La statua raffigura il dio Apis con corpo umano e taurocefalo. Mancante delle braccia, della parte inferiore del corpo e delle gambe, il dio era raffigurato probabilmente stante con il braccio destro teso in avanti a tenere lo scettro was, simbolo di potere, conservato nella parte superiore, e il braccio sinistro disteso lungo il fianco. Tra le corna è un disco solare, mentre il collo è cinto da una collana a più filari delicatamente incisa.

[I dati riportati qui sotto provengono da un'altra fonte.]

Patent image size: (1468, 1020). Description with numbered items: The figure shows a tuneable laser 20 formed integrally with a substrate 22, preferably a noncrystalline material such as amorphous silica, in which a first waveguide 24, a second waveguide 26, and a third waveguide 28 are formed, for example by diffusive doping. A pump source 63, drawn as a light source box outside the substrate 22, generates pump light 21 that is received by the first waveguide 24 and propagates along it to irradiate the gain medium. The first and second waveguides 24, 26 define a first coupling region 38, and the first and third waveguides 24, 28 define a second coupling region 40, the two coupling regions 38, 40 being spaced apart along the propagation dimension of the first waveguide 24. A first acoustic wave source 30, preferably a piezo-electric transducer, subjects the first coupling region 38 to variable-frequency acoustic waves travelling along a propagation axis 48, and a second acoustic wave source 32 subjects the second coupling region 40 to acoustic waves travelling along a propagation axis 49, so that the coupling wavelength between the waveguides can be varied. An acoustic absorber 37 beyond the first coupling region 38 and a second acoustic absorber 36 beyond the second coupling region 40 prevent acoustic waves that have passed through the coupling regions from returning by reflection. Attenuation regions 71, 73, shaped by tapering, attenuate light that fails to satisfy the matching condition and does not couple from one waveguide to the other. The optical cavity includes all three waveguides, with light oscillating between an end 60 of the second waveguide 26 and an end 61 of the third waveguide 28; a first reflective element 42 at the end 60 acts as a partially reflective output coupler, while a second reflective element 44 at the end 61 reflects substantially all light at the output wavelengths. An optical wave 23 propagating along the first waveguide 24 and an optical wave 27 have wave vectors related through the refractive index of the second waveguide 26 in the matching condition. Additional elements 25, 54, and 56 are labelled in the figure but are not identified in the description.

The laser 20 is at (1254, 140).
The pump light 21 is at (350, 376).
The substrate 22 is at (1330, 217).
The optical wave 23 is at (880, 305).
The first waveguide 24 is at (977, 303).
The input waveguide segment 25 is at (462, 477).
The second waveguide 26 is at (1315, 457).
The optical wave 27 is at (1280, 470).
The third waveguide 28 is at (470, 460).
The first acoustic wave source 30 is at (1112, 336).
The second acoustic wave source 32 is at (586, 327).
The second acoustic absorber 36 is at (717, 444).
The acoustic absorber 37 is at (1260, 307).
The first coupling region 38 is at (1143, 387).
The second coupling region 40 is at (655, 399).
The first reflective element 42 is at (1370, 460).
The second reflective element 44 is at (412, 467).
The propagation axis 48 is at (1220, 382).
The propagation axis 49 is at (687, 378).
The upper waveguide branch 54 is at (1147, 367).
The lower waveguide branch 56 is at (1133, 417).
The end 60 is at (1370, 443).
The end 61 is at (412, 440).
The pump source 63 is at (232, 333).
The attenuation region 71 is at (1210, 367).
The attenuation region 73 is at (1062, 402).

Il toro Apis era una delle più importanti divinità dell’antico Egitto, il cui culto risale ai primi periodi dinastici. Il suo principale luogo di venerazione era Menfi, dove era collegato al dio Ptah, di cui era immagine vivente e manifestazione della sua “anima gloriosa”.
Un solo sacro toro Apis esisteva sulla terra come ipostasi del dio Ptah, nato da una vacca vergine unitasi al dio Ptah, e viveva all’interno del suo tempio. Si riconosceva per alcune macchie bianche e, come  racconta lo storico greco Erodoto, veniva ucciso a 25 anni di età e, alla sua morte, i sacerdoti andavano per tutto il paese alla ricerca della nuova incarnazione divina. Il toro Apis morto si univa al dio Osiri nella forma Osiri-Apis (il Serapide di Età ellenistica), veniva sepolto a Saqqara, nel cosiddetto Serapeo, all’interno di un gigantesco sarcofago in pietra, imbalsamato e accompagnato da un ricco corredo funebre.
La teologia del toro Apis si articola intorno a un ciclo che è portatore di un doppio significato: da un lato Apis personifica la forza del faraone, in grado di governare il cosmo, d’altro lato diviene simbolo della rinascita osiriana.
La statua dell’Apis del Vaticano dovrebbe provenire dal Canopo di Villa Adriana, ma non si sa con certezza se il reperto fu portato in Italia nell’antichità o nel XVIII secolo. Nel 1779 i Musei Vaticani l’acquistarono da Francesco Piranesi, figlio di Giovanni Battista, il celebre incisore che possedeva una delle più rinomate collezioni di antichità del 1700. Collocata inizialmente nella Galleria dei Candelabri, fu esposta poi nel nuovo Museo Gregoriano Egizio.